L’abuso di anglicismi nei documenti pubblici rende più oscura la comunicazione. Anche l’Accademia della Crusca si mobilita.

Si sa che la manipolazione politica della lingua oggi passa soprattutto attraverso l’abuso degli anglicismi. Un esempio recente l’ha fornito il ministro dell’Istruzione Giannini, che ha aggirato le critiche sui superpoteri del preside-sindaco previsti dal ddl sulla scuola, dicendo che crescerà la leadership ma non il potere dirigenziale.

Lo scorso febbraio, Annamaria Testa, pubblicitaria ed esperta di comunicazione, ha rivolto un appello all’Accademia della Crusca per sostenere una campagna di sensibilizzazione per un uso più responsabile della lingua da parte di chi ha incarichi pubblici. La lingua è un bene comune ed è compito prima di tutto di chi amministra i beni pubblici averne cura.

Non si tratta di una battaglia di retroguardia contro l’inglese. Si chiede di usare nei discorsi politici, nelle comunicazioni dell’amministrazione pubblica e delle imprese, oltre che negli articoli di giornale, al posto degli anglicismi, le espressioni italiane corrispondenti, per consentire a tutti di comprendere il messaggio. Come si spiega nell’appello, è un fatto di trasparenza e di democrazia. La Crusca ha subito aderito all’iniziativa e il presidente, Claudio Marazzini, ha previsto un sito dove trovare le alternative possibili ai forestierismi, l’organizzazione di un osservatorio sui neologismi e la ricerca dei modi opportuni per sollecitare le istituzioni ad un uso più consapevole della lingua italiana.

Dietro l’abuso dell’“itanglese” della nostra classe dirigente c’è l’idea che occorra sintonizzarsi con la lingua della tecnocrazia globale se non altro per seguire l’onda della modernità. Anche le riforme della scuola sono state sempre precedute da un’invasione di anglicismi, che hanno veicolato l’imitazione dello squilibrato modello educativo anglosassone.

Il documento della Buona scuola non fa eccezione. La riforma, infatti, dovrebbe far uscire la scuola dalla comfort zone, i concorsi inizieranno con una prova selettiva computer based, gli studenti affronteranno verifiche di problem solving e decision making e la formazione dei docenti sarà blended. Le scuole saranno rivitalizzate da design challenge, digital makers, living labs, agribusiness, gamification e hackathon. Tutti potranno giovarsi di Data school e Opening up education.

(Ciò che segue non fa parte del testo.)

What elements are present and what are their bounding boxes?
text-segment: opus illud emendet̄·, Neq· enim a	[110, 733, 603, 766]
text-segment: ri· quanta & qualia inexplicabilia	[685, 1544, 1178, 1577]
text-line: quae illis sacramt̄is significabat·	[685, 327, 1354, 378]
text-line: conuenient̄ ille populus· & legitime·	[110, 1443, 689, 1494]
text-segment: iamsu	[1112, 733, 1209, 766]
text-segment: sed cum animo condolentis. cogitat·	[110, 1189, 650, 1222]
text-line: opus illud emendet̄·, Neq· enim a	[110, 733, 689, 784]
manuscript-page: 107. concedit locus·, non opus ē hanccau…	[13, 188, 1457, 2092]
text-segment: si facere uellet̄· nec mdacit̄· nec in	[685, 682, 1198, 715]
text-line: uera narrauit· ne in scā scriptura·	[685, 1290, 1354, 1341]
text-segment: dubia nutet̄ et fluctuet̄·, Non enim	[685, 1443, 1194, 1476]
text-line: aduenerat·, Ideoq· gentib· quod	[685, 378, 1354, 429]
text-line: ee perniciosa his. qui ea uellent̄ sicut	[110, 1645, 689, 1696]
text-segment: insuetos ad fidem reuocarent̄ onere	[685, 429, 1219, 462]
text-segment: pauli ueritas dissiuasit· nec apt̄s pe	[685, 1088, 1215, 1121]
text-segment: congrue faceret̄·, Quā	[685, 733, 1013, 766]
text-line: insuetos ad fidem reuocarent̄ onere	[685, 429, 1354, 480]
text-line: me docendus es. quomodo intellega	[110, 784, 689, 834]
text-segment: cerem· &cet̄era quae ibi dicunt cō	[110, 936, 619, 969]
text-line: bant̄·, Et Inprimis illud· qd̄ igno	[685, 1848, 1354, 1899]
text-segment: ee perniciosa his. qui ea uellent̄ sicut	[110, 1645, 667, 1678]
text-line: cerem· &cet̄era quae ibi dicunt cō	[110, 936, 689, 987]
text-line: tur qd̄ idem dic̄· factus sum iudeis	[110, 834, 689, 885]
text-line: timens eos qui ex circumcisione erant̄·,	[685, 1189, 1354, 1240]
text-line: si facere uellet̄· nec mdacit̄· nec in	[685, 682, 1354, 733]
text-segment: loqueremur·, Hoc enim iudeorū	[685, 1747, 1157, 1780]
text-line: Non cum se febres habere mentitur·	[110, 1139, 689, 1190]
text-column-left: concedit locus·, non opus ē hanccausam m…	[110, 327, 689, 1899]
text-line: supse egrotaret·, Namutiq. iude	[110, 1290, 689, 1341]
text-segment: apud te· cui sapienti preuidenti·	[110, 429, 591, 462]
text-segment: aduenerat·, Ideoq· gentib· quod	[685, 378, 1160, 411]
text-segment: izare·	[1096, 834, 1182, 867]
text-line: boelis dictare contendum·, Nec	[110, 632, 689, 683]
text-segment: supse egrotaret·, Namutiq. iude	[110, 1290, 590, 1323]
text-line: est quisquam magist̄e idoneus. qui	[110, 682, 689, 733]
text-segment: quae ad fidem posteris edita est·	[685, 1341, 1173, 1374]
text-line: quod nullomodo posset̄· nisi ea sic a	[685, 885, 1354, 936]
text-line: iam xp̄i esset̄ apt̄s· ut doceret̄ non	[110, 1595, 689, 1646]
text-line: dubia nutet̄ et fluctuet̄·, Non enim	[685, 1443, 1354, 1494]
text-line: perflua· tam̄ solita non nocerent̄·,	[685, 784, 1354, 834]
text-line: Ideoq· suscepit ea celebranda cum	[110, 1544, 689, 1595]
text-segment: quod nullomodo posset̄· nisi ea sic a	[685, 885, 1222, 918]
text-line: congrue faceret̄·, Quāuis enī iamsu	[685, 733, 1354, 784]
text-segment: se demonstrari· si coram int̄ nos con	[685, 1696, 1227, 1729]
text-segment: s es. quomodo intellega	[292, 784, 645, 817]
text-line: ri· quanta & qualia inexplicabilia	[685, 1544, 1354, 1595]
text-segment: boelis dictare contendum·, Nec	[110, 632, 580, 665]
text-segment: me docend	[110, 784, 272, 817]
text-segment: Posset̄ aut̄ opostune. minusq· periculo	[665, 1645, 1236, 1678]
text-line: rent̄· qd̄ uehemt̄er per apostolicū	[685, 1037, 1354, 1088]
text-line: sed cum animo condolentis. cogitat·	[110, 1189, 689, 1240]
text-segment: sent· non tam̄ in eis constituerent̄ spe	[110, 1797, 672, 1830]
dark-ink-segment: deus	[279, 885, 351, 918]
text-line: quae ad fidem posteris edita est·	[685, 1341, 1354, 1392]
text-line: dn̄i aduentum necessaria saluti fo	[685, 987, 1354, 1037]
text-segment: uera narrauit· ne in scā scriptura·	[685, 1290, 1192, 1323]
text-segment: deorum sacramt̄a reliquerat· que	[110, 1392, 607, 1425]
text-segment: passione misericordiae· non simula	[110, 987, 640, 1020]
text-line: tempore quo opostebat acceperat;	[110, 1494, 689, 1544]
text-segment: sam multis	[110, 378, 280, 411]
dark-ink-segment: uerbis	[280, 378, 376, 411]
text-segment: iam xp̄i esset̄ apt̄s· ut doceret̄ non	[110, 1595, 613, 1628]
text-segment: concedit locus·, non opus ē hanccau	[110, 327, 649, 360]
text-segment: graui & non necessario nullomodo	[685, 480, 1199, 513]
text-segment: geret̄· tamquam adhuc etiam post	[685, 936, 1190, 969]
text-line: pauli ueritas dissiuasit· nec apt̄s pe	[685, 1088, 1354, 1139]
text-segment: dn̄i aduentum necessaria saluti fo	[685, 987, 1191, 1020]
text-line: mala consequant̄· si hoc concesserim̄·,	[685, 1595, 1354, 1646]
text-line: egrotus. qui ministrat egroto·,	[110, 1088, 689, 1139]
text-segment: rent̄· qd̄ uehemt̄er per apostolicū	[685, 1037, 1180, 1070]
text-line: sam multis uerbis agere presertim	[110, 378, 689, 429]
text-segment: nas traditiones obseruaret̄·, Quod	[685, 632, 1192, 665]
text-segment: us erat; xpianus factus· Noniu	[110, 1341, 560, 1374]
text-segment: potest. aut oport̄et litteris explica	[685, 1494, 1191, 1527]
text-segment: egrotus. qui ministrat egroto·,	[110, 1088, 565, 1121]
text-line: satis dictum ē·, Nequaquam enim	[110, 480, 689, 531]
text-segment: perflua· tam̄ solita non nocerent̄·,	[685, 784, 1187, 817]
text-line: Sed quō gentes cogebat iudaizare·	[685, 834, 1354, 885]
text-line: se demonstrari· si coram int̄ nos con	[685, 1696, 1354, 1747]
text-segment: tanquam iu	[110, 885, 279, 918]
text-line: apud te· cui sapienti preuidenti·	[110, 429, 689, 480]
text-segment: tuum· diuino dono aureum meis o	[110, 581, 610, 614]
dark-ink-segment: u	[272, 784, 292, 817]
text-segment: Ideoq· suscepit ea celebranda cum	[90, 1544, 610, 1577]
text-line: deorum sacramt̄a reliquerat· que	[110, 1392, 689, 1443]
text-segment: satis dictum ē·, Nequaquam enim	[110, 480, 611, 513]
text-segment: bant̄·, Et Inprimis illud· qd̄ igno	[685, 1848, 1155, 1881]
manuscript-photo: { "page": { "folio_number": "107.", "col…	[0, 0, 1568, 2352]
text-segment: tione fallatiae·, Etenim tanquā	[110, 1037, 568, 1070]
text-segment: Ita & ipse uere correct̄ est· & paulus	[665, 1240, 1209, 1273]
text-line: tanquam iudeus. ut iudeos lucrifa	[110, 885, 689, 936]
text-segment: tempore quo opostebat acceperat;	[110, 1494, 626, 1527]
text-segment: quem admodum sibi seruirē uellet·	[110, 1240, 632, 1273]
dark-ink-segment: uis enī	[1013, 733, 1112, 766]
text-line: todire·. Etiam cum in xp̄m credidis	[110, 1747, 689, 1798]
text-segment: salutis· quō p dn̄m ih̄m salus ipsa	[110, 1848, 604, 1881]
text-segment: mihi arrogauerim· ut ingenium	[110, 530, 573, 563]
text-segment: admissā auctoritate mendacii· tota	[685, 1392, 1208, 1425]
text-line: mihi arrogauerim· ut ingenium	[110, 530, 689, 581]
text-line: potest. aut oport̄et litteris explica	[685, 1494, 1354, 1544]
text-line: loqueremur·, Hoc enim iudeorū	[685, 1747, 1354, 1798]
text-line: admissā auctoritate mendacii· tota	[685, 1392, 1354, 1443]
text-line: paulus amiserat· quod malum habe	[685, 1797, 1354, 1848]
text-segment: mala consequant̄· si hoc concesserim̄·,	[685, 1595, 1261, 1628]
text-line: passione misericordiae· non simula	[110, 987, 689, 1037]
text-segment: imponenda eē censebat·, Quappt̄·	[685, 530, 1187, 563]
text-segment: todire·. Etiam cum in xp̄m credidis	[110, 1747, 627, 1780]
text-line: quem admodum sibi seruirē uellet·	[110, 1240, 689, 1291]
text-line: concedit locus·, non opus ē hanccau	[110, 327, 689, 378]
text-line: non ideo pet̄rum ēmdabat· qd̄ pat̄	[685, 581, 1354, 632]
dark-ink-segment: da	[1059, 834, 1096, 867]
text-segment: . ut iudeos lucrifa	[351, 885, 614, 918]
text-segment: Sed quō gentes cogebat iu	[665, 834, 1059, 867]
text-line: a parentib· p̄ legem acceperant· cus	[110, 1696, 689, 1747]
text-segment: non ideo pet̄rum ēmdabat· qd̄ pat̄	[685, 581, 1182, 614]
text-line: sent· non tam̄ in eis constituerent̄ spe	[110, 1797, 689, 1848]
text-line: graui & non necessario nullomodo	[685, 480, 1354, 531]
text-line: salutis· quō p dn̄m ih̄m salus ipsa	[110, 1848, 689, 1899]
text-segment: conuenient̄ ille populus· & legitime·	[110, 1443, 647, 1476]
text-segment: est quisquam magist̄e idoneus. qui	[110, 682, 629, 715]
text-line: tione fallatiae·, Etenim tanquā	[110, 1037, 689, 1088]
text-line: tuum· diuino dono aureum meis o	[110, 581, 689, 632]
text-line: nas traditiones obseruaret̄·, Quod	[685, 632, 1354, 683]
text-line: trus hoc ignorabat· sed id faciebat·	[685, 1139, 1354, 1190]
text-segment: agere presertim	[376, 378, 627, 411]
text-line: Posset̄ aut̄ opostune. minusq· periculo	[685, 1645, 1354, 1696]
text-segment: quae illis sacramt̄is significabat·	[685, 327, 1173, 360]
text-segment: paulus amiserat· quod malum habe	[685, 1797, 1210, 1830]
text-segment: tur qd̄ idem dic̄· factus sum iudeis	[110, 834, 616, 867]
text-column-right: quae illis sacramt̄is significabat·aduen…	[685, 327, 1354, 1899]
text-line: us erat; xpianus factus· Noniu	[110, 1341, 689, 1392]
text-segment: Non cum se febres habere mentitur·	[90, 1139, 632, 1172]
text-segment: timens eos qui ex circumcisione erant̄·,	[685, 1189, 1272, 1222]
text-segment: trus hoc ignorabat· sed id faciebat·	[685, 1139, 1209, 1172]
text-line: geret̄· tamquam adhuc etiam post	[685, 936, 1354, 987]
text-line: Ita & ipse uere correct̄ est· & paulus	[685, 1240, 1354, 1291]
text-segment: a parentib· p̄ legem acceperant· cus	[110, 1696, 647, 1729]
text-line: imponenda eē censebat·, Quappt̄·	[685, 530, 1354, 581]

Un’attenzione particolare alla policy, alla governance e al format, ma ancor di più, perché si tratta di soldi e di privatizzazione, a spending review, School bonus, School garantee, crowdfunding e voucher.

Inoltre, un’avventata imposizione dell’inglese sta disarticolando l’impianto disciplinare con il Content and language integrated learning (Clil), ovvero l’insegnamento in inglese di una materia curricolare. Anche chi, come Tullio De Mauro, auspica che l’inglese diventi la lingua comunitaria, sostiene però che il Clil vada introdotto con parsimonia e dopo una formazione dei docenti (che non è prevista adesso). E, come ha osservato Luca Serianni (“Salviamo la lingua italiana”, Il Messaggero, 31 marzo), il risultato paradossale di un passaggio indiscriminato all’inglese di alcune discipline sarà la perdita del lessico di quella materia. Chi studierà la matematica in inglese perderà, ad esempio, parole come teorema o isoscele. Più in generale, con l’esclusione di alcuni ambiti culturali e del lessico corrispondente, l’italiano diventerà un dialetto.